Se ela perceber a mentira, ela não me denunciará. Em vez disso, Red
acena com a cabeça e olha novamente para as flores.
— Talvez possamos tentar novamente em outra hora — diz ela. — Estou
morrendo de fome e não demorará muito para que Rei venha me procurar.
Rei, mais uma anomalia neste mundo. Um leão de três cabeças. Na forma
humana, essas três cabeças tornam-se personalidades. É fascinante, e a teoria
por si só me faz pensar até que ponto o transtorno de dupla personalidade é
preciso no meu mundo. As pessoas estavam dizendo a verdade? Num mundo
de magia, eles se transformariam em alguma criatura com várias cabeças?
Tudo o que posso pensar é que o mito da Hidra teve que vir de algum lugar.
— É uma pena não termos conseguido fazer os vaga-lumes ouvirem hoje
— Red murmura, pegando a flor mais próxima. — Por que você simplesmente
não morre? — ela rosna, com os dentes à mostra, como se a flor fosse uma
ameaça. Um único vaga-lume aparece e dança até a panela.
Para nossa surpresa, a flor murcha e morre, desintegrando-se até ficar
seca e enegrecida. As pétalas caem e ficam nas bordas do vaso.
Nós duas piscamos.
— Você acabou de ameaçar a flor até que ela morresse? — Eu pergunto,
chocada.
Red salta animadamente sobre sua bunda, colocando o pote entre nós. —
Eu estava com raiva e não estava pensando nisso. E se você tentar a mesma
coisa?
— Você quer que eu rosne para isso? — pergunto, franzindo a testa. —
Eu não tenho um lobo...
— Apenas seja severa — Red ri. — Você não precisa ter um lobo literal
dentro de você, Jupiter. Você é um lobo. Pare de agir como uma ovelha.
As palavras disparam direto no meu peito. Você é um lobo. Pare de agir
como uma ovelha. É isso que tenho feito esse tempo todo? Estou com tanto medo
do que poderia me tornar que bloqueei o poder de mim mesma?
Pego a flor no vaso e olho para ela, estudando o quão completamente
morta ela está. Está morta demais para curar? Não sei. Não conheço os limites
do meu poder, nem nada. Mesmo assim, faço o que Red diz e olho para a flor.
Transforma-se em um clarão rapidamente.
— Cure — rosno, mostrando os dentes como Red fez.
Nós duas assistimos com expectativa, mas nada acontece.
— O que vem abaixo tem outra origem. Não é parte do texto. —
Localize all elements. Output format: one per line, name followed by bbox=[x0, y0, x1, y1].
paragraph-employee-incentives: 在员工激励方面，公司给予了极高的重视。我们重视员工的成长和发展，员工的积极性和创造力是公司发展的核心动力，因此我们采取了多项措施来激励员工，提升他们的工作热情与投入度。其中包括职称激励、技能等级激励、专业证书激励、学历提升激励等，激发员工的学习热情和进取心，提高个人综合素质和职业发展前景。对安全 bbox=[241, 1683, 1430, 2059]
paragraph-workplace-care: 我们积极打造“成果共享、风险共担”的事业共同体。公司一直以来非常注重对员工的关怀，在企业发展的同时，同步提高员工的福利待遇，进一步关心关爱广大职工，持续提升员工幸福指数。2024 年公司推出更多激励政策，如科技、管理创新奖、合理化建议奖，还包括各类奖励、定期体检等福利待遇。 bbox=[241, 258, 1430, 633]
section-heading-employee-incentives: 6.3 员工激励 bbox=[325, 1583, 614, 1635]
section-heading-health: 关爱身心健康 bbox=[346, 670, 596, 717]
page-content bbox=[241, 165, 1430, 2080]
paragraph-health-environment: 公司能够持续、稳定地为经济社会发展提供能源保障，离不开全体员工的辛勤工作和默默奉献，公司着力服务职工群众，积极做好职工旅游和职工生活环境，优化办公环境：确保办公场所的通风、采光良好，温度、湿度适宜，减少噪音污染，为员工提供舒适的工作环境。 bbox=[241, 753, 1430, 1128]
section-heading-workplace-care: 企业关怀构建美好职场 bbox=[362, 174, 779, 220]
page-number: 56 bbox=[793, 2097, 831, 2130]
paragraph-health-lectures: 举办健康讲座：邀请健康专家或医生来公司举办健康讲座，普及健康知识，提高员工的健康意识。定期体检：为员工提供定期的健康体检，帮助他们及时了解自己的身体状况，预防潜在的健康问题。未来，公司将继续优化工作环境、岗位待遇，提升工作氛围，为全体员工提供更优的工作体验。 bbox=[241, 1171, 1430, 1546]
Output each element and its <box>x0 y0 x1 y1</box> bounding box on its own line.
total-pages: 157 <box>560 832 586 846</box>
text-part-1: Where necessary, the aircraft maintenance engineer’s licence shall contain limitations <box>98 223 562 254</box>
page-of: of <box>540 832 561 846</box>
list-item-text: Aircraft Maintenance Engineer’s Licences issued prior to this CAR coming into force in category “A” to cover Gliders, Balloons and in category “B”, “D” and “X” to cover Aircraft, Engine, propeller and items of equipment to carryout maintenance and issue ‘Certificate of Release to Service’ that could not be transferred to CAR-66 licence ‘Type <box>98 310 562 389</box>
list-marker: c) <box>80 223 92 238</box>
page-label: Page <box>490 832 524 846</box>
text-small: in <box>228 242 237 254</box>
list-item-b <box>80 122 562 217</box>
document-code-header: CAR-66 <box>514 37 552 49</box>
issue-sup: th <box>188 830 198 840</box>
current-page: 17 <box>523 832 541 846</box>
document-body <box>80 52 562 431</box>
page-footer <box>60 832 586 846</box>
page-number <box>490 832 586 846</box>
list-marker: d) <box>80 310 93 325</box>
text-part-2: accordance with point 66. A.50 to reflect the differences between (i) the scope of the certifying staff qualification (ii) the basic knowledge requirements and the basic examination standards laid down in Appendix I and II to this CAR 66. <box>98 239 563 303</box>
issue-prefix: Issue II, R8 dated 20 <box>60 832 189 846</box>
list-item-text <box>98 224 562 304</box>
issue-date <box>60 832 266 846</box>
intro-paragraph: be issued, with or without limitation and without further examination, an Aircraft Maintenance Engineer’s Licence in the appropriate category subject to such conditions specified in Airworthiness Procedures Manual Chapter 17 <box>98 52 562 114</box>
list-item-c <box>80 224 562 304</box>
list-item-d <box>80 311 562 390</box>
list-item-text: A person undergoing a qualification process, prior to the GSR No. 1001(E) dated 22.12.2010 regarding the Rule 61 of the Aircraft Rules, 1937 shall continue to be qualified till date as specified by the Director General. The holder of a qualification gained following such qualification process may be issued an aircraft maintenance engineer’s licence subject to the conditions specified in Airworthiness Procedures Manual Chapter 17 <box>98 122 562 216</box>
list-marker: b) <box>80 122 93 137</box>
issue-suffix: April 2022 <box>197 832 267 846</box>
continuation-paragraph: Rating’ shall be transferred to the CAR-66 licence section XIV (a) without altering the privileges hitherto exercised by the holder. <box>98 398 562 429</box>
A flor
permanece morta e murcha.
Suspirando, coloquei a flor no chão com um suspiro.
— Não se preocupe, Jup — Red oferece. — Você vai ver só. Nós duas
somos. Eu simplesmente sei disso.
Concordo com a cabeça, mas não posso deixar de pensar que ela está
errada. Algo está me impedindo de usar meu poder. A questão é: é o meu
próprio medo ou alguma outra força externa?
Capitulo Dezessete

Observo tudo com os olhos arregalados, tentando ao máximo esconder


minhas emoções diante da troca entre Rumple e Lilian. Claramente há história
ali, muita história, mas seja o que for que tenha acontecido entre então e agora,
a Rainha é muito mais poderosa do que Rumple espera. Ele luta contra o poder
dela, mas não faz nenhum progresso. Qualquer que seja o poder que Lilian
tenha à sua disposição agora, é claramente mais forte que o de Rumple, e isso
é perigoso. Ele só está irritando alguém por vingança.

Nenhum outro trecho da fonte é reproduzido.